Do you know about supply chains? If you don’t, look up the term, or if you’re impatient, just think about your car, or your computer. They’re complex products, made of lots of tiny little parts (keys and power window switches) and big parts (screens and bucket seats) alike. Your computer maker and car manufacturers don’t make all those parts - they assemble final products from parts supplied by hundreds-to-thousands of other companies. (Actually, computer assembly is typically outsourced, too.) These other companies - suppliers - could be anywhere in the world, and they might specialize in those parts to the degree that they don’t care where the parts end up, so long as the contracts are lucrative enough. It’s the carmakers’ and computer companies’ jobs to design products in concert with negotiating contracts with suppliers to ensure they can break even on sales after you add up all the costs of individual parts, their transportation, storage, assembly, and final delivery to customers.
The information business mostly works the same way. There are authors, editors, and other creative producers who source, revise, assemble, and deliver products that ship to different markets like readers or libraries or publishers of magazines like this one. In most cases, the money flows back into the information supply chain through advertising dollars, subscription fees, and consumers paying for each item they purchase. Knowledge about who buys what provides feedback to the suppliers, the publishers, and the authors alike so that they can consider how best to reach the buying public with their next product.
What I don’t like about social networks is that they’re also a marketplace for a reverse supply chain. Instead of some pre-packaged information collected, arranged, and assembly for delivery to your doorstep or web browser each day, you (yes, you, in the shiny mirror on the 2006 Time Magazine Man of the Year issue) become both the consumer and the supplier. If you are an access point, then you are a connecting point of critical feedback about products, fashions, and social patterns that the people who make products, fashion, and political movements alike can use to mold their next product lines. You provide the raw materials - your main entry and added entries, lists of who you work with and where you went to school and which musical groups you like and books you read. In turn, the social networking sites become the collectors and assemblers, and they produce packages of information for their old line suppliers - the people who buy ad space, and want you to listen to their new band, or buy their new shoes, or see the new movie starring kbacon22.
What frightens me the most about choosing to become yet another access point in yet another social network is that most people don’t realize just how much money their presence on these networks is worth to the other participants in the supply chain. And there isn’t always an option to withdraw, either - to withdraw money, or your access points. Some systems give you a “delete my account” option, and some, like Facebook, make it clear that even if you “deactivate” your account, they’ll still retain your data.

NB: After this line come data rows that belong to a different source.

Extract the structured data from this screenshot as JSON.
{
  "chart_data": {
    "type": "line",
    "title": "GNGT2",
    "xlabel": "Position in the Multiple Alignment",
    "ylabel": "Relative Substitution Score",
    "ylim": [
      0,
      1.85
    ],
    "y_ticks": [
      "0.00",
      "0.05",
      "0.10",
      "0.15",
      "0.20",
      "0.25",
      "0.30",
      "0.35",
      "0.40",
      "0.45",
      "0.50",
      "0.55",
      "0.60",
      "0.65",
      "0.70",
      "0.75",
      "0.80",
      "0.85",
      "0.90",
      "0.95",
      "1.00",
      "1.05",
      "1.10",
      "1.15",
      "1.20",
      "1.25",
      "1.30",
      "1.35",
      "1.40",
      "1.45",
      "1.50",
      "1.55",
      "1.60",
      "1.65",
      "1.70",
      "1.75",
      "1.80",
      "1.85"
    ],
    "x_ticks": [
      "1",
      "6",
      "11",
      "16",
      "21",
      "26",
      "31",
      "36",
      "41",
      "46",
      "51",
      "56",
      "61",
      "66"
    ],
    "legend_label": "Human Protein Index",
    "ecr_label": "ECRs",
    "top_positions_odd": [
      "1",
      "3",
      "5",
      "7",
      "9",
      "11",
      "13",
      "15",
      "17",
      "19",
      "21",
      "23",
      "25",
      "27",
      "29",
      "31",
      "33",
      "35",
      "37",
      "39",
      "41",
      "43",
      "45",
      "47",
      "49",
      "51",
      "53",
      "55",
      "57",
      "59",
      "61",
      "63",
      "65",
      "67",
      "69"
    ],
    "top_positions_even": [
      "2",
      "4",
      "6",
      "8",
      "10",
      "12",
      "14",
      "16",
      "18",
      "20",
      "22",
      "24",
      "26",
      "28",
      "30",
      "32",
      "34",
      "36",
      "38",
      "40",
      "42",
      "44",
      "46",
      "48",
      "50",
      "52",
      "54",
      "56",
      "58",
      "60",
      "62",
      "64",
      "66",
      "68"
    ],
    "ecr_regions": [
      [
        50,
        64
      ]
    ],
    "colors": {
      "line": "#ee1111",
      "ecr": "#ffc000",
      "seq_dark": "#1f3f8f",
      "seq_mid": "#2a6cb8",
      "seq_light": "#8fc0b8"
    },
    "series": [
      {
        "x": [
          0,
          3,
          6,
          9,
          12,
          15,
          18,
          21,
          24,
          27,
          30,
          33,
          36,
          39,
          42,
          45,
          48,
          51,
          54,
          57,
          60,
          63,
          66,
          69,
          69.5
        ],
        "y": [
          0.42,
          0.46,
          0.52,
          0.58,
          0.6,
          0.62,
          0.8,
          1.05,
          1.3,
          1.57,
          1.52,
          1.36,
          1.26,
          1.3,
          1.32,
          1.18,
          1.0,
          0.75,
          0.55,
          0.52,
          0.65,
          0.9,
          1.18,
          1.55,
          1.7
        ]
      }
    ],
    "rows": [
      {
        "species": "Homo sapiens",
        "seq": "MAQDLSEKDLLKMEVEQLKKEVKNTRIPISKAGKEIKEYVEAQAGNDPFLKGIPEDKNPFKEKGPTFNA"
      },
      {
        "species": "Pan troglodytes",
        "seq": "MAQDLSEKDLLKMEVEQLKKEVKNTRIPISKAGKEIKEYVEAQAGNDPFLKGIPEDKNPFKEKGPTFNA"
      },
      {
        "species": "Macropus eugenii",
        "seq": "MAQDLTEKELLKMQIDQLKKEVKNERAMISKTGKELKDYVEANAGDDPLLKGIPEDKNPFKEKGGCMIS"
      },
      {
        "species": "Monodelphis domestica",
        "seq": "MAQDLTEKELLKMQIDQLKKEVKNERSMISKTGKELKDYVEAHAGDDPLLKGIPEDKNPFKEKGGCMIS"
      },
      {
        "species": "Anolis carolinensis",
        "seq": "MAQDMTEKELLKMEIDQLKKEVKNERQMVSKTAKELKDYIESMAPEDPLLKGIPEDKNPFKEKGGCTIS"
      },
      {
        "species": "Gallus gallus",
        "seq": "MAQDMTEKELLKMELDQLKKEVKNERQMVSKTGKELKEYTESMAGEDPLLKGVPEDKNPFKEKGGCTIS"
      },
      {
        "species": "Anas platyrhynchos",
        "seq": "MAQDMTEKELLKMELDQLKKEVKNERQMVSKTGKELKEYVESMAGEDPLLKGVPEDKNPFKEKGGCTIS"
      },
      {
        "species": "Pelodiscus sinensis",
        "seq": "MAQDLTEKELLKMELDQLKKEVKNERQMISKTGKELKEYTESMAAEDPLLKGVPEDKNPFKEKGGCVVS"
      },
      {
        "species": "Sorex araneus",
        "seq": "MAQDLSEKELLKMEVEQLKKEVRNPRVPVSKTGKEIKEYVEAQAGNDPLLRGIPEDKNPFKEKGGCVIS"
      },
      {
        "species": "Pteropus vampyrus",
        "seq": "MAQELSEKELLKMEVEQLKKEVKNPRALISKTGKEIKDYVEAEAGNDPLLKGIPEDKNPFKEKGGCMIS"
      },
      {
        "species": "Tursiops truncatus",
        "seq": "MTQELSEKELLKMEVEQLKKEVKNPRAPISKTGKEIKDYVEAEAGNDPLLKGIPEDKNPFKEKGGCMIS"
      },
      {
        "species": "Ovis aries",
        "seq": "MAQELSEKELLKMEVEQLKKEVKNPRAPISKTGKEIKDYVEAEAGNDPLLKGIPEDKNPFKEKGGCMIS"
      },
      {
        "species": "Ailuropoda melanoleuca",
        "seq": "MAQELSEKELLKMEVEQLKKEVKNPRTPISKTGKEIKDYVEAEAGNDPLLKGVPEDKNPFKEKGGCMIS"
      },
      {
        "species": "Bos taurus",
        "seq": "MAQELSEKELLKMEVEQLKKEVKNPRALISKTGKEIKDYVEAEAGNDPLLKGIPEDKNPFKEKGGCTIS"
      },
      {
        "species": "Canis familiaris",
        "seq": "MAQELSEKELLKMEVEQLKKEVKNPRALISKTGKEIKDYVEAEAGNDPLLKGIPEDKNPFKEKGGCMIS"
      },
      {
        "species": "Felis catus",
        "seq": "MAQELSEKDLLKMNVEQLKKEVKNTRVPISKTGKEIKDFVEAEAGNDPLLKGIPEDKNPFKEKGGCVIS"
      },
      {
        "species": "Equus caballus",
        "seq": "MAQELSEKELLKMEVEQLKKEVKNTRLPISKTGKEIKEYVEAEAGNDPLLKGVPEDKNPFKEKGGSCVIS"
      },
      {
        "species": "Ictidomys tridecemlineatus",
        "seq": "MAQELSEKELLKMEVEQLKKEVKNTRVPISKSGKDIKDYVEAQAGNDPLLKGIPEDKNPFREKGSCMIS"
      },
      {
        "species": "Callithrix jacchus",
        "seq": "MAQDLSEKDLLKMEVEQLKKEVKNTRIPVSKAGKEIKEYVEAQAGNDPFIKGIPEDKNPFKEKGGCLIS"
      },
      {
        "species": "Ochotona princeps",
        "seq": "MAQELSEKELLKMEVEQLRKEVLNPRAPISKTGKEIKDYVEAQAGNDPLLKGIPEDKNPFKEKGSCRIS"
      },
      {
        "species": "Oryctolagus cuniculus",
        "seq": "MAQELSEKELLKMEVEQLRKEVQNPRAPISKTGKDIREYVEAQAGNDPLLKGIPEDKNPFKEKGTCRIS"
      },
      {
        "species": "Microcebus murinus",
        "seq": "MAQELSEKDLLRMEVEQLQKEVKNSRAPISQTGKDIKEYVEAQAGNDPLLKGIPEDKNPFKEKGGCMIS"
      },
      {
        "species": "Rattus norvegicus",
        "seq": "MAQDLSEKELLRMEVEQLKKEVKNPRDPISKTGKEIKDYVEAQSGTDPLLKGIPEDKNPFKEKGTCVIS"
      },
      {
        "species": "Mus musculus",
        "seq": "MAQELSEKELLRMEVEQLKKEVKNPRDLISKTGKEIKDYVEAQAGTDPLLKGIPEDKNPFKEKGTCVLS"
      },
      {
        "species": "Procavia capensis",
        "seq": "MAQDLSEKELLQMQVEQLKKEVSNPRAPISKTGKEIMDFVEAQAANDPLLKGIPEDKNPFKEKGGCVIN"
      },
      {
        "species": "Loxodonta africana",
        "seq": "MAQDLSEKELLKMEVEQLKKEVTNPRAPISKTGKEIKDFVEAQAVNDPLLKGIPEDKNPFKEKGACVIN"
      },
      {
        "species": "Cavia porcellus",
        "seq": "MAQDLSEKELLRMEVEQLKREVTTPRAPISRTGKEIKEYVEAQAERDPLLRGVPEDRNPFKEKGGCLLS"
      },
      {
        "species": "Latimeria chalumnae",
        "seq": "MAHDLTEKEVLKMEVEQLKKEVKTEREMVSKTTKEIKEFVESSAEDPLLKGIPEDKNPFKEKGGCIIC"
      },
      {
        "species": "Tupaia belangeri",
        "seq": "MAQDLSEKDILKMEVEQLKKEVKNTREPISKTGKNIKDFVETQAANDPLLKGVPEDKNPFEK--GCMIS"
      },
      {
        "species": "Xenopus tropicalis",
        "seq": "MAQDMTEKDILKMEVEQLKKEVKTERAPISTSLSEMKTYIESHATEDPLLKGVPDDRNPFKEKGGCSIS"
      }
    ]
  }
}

While some in our industry are fretting over selling out our assets to mass digitization efforts, others are lining up to make themselves yet another commodity in yet another social network-cum-information commodity supply chain. Just like we might not like what happens to our collected resources once well-funded profit-seeking ventures commoditize our cultural heritage, we might not like what happens to the descriptive elements of our own lives in the hands of profit-seeking ventures commoditizing our social heritage. I’m not against anybody making an honest buck out there from a hard day’s work in a harsh world. But how many more times am I going to give so much of myself away?